Ce qu’un VPN ne devrait jamais conserver s’il veut encore parler de vie privée
Le vrai critère tient donc moins à l’existence d’une donnée qu’à ce qu’elle permet encore de relier. Un VPN ne devrait ainsi jamais conserver l’historique de navigation, les destinations du trafic, les requêtes DNS, le contenu des communications, les fichiers transférés ni les journaux applicatifs assez détaillés pour indiquer quels services ont été utilisés à travers le tunnel. Toute la promesse du produit consiste justement à empêcher qu’un intermédiaire puisse accéder à ces informations ou les réassembler. Les conserver reviendrait simplement à déplacer le centre de gravité de la surveillance.
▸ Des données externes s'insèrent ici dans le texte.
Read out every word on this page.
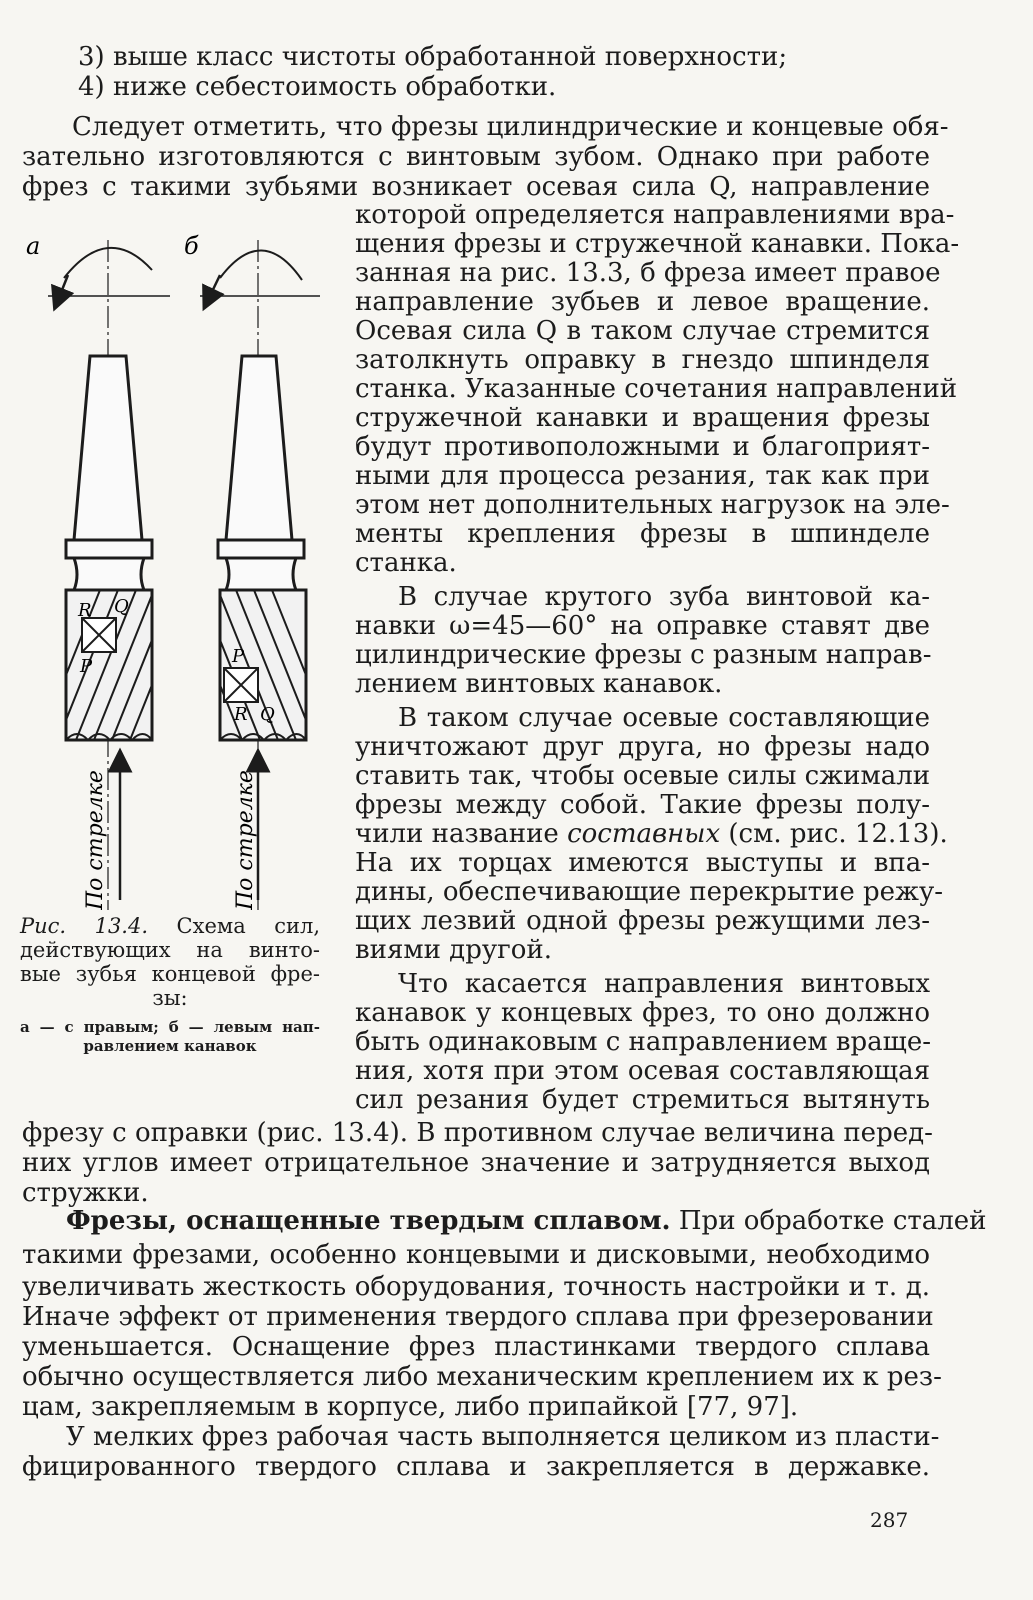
3) выше класс чистоты обработанной поверхности;
4) ниже себестоимость обработки.
Следует отметить, что фрезы цилиндрические и концевые обя-
зательно изготовляются с винтовым зубом. Однако при работе
фрез с такими зубьями возникает осевая сила Q, направление
которой определяется направлениями вра-
щения фрезы и стружечной канавки. Пока-
занная на рис. 13.3, б фреза имеет правое
направление зубьев и левое вращение.
Осевая сила Q в таком случае стремится
затолкнуть оправку в гнездо шпинделя
станка. Указанные сочетания направлений
стружечной канавки и вращения фрезы
будут противоположными и благоприят-
ными для процесса резания, так как при
этом нет дополнительных нагрузок на эле-
менты крепления фрезы в шпинделе
станка.
В случае крутого зуба винтовой ка-
навки ω=45—60° на оправке ставят две
цилиндрические фрезы с разным направ-
лением винтовых канавок.
В таком случае осевые составляющие
уничтожают друг друга, но фрезы надо
ставить так, чтобы осевые силы сжимали
фрезы между собой. Такие фрезы полу-
чили название составных (см. рис. 12.13).
На их торцах имеются выступы и впа-
дины, обеспечивающие перекрытие режу-
щих лезвий одной фрезы режущими лез-
виями другой.
Что касается направления винтовых
канавок у концевых фрез, то оно должно
быть одинаковым с направлением враще-
ния, хотя при этом осевая составляющая
сил резания будет стремиться вытянуть
фрезу с оправки (рис. 13.4). В противном случае величина перед-
них углов имеет отрицательное значение и затрудняется выход
стружки.
Фрезы, оснащенные твердым сплавом. При обработке сталей
такими фрезами, особенно концевыми и дисковыми, необходимо
увеличивать жесткость оборудования, точность настройки и т. д.
Иначе эффект от применения твердого сплава при фрезеровании
уменьшается. Оснащение фрез пластинками твердого сплава
обычно осуществляется либо механическим креплением их к рез-
цам, закрепляемым в корпусе, либо припайкой [77, 97].
У мелких фрез рабочая часть выполняется целиком из пласти-
фицированного твердого сплава и закрепляется в державке.
а
R Q
P
По стрелке
б
P
R Q
По стрелке
Рис. 13.4. Схема сил,
действующих на винто-
вые зубья концевой фре-
зы:
а — с правым; б — левым нап-
равлением канавок
287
La conservation de l’adresse IP d’origine pose un problème tout aussi sérieux, en particulier lorsqu’elle est associée à des horodatages précis, à une localisation de serveur, à un identifiant de compte ou à un volume de bande passante par session. L’adresse IP est déjà un élément d’identification, et ces associations suffisent à relier une personne à une session donnée, sans qu’il soit nécessaire d’accéder au contenu du trafic.
Il faut se méfier, pour les mêmes raisons, des dispositifs anti-abus ou de diagnostic trop larges, des identifiants persistants d’appareil, des rapports de plantage trop bavards activés par défaut, ainsi que des traces techniques présentées comme temporaires alors que leur durée de conservation reste floue. Ces éléments sont souvent présentés comme nécessaires au fonctionnement du service, mais cette nécessité n’a de valeur que si elle est définie de manière stricte, limitée dans le temps, vérifiable et cohérente avec l’objet du produit. À défaut, ils finissent, là aussi, par produire des traces suffisamment précises pour fragiliser la promesse de confidentialité, sans jamais enregistrer directement l’activité.
Ce que disent vraiment les politiques des grands VPN du marché
Très bien pour le principe, mais dans la pratique, l’ensemble est finalement assez peu homogène. Les politiques de confidentialité des principaux fournisseurs VPN racontent toutes la même histoire sur l’absence de logs d’activité, mais pas avec le même degré de précision dès qu’il s’agit des traitements périphériques, des durées de conservation ou de ce qu’elles conservent encore autour du compte, du paiement, du support ou de la prévention des abus.
Une discipline de limitation, pas une disparition totale des traces
Le no-log ne repose donc pas sur une promesse d’effacement total, mais sur une discipline de limitation et d’architecture. Aucun de ces services ne fonctionne sans données périphériques relatives au compte, au paiement, au support ou à la prévention des abus. L’important ne relève pas tant de l’existence de ces traces que de la manière dont elles sont séparées de l’activité réseau, justifiées par une finalité précise et assorties, ou non, d’une durée de conservation explicitement annoncée. Le reste relève de l’inévitable. À partir du moment où l’on crée un compte, où l’on souscrit un abonnement et où l’on s’en remet à une infrastructure tierce, certaines données subsistent forcément.